By: Joseph Middleton
As some of you may know, on Black Entertainment Television (BET), there's a program airing its third season titled "Sunday Best". The gospel duo Mary Mary and solo artist Donnie McClurkin are the judges on this gospel counterpart to Fox's "American Idol". It seems like BET is proving "The Boondocks" correct in their observation that BET is taking old reality shows from five years ago and making them over. However, that particular topic is for discussion on another day, on another blog.
I'm going to cut over straight to the issue that's relevant to THIS blog. On the episode filmed in Detroit, which originally aired on Sunday, April 11, 2010, one person auditioned for the judges by singing the old song, "I Know I've Been Changed". Tina Campbell of Mary Mary delivered a one-liner in response, stating, “DEFINITELY take that to the Black History Program.”

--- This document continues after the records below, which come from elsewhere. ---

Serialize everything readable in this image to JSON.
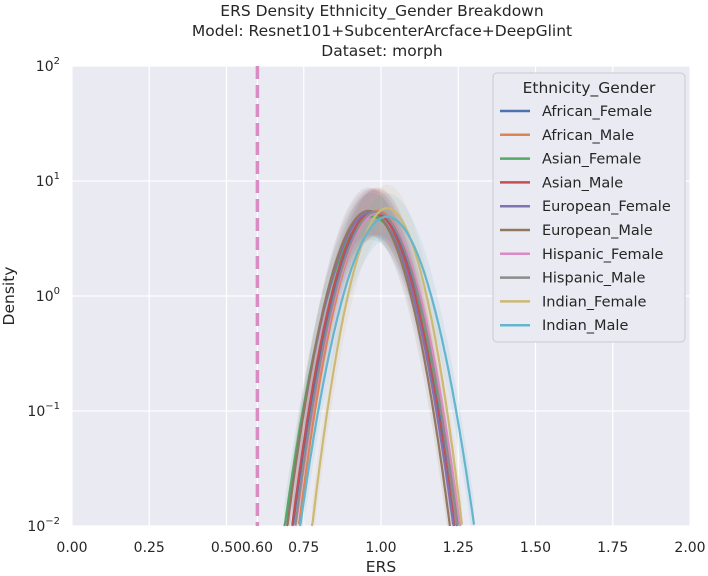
{
  "chart_data": {
    "type": "line",
    "title_lines": [
      "ERS Density Ethnicity_Gender Breakdown",
      "Model: Resnet101+SubcenterArcface+DeepGlint",
      "Dataset: morph"
    ],
    "xlabel": "ERS",
    "ylabel": "Density",
    "xlim": [
      0,
      2
    ],
    "ylim": [
      0.01,
      100
    ],
    "yscale": "log",
    "grid": true,
    "x_ticks": [
      "0.00",
      "0.25",
      "0.50",
      "0.60",
      "0.75",
      "1.00",
      "1.25",
      "1.50",
      "1.75",
      "2.00"
    ],
    "x_tick_values": [
      0,
      0.25,
      0.5,
      0.6,
      0.75,
      1.0,
      1.25,
      1.5,
      1.75,
      2.0
    ],
    "y_ticks": [
      {
        "base": "10",
        "exp": "−2",
        "value": 0.01
      },
      {
        "base": "10",
        "exp": "−1",
        "value": 0.1
      },
      {
        "base": "10",
        "exp": "0",
        "value": 1
      },
      {
        "base": "10",
        "exp": "1",
        "value": 10
      },
      {
        "base": "10",
        "exp": "2",
        "value": 100
      }
    ],
    "threshold": {
      "x": 0.6,
      "color": "#da8bc3",
      "style": "dashed"
    },
    "legend": {
      "title": "Ethnicity_Gender",
      "placement": "upper right"
    },
    "series": [
      {
        "name": "African_Female",
        "color": "#4c72b0",
        "mean": 0.98,
        "sd": 0.075,
        "peak": 5.2
      },
      {
        "name": "African_Male",
        "color": "#dd8452",
        "mean": 0.99,
        "sd": 0.072,
        "peak": 5.5
      },
      {
        "name": "Asian_Female",
        "color": "#55a868",
        "mean": 0.97,
        "sd": 0.08,
        "peak": 4.9
      },
      {
        "name": "Asian_Male",
        "color": "#c44e52",
        "mean": 0.975,
        "sd": 0.074,
        "peak": 5.4
      },
      {
        "name": "European_Female",
        "color": "#8172b3",
        "mean": 0.965,
        "sd": 0.076,
        "peak": 5.3
      },
      {
        "name": "European_Male",
        "color": "#937860",
        "mean": 0.96,
        "sd": 0.074,
        "peak": 5.5
      },
      {
        "name": "Hispanic_Female",
        "color": "#da8bc3",
        "mean": 0.99,
        "sd": 0.075,
        "peak": 5.3
      },
      {
        "name": "Hispanic_Male",
        "color": "#8c8c8c",
        "mean": 0.985,
        "sd": 0.074,
        "peak": 5.4
      },
      {
        "name": "Indian_Female",
        "color": "#ccb974",
        "mean": 1.02,
        "sd": 0.068,
        "peak": 5.8
      },
      {
        "name": "Indian_Male",
        "color": "#64b5cd",
        "mean": 1.02,
        "sd": 0.08,
        "peak": 4.9
      }
    ]
  }
}
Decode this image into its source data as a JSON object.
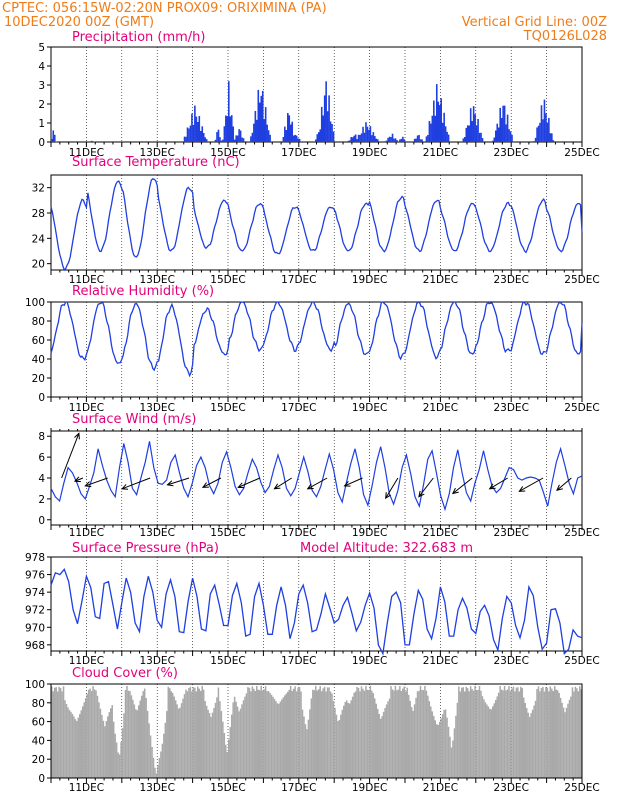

While I realize the show is all about competition and choosing the person that best exhibits broad marketability and high profitability for the record company, both the steadfast advocate of the traditional gospel sound which exists and in me, AND the Gospel Music Historian in me had to shake my head in response to Tina Campbell's words. That is NOT the type of message that should be put forth. Whether people like it or not, songs such as those have a rightly deserved place within gospel music. Despite their age, old songs still touch the hearts and souls of a great number of parishioners and listeners everywhere, young and old alike. Just as everyone isn't drawn to the old school sound, not everyone is drawn to the contemporary sounds of today, either. One also has to realize that gospel is not some monolithic, or homogeneous genre of music. It is QUITE diverse! Gospel contains many sub-genres which appeal to different people. For example, mass choirs, quartets, neo-soul influenced groups and small mixed vocal ensembles are all lumped into the gospel category for simplicity's sake, but they are all sub-genres within gospel music.
There are those who are still getting Saved off of those old songs, and that's probably one of the most important things to recognize. Upon that realization, I don't believe it's prudent to actually restrict OR to even suggest restricting such songs to only be trotted out for the annual "Black History Program." There are people who enjoy and cherish those songs and wish to sing and hear them year-round. Dorothy Norwood's "Ride On King Jesus", Eugene Smith's "I Know The Lord Will Make a Way", Andrae Crouch's "The Blood Will Never Lose Its Power" and James Cleveland's "Walk on By Faith" are all songs which are all at least 45 years old in age, but they are still being sung and recorded by current gospel artists. Just look at Vickie Winans and how she scored a hit in late 2009 and early 2010 with her rendition of Rev. W. Herbert Brewster's legendary song, "How I Got Over", some 59 years after it was first published.
What I'm saying is, don't just recognize these songs during Black History Month, that is if they even get recognized at all (and they don't at some churches). These good old, good news songs should be celebrated every day. After all, it's always a good time to give Praise!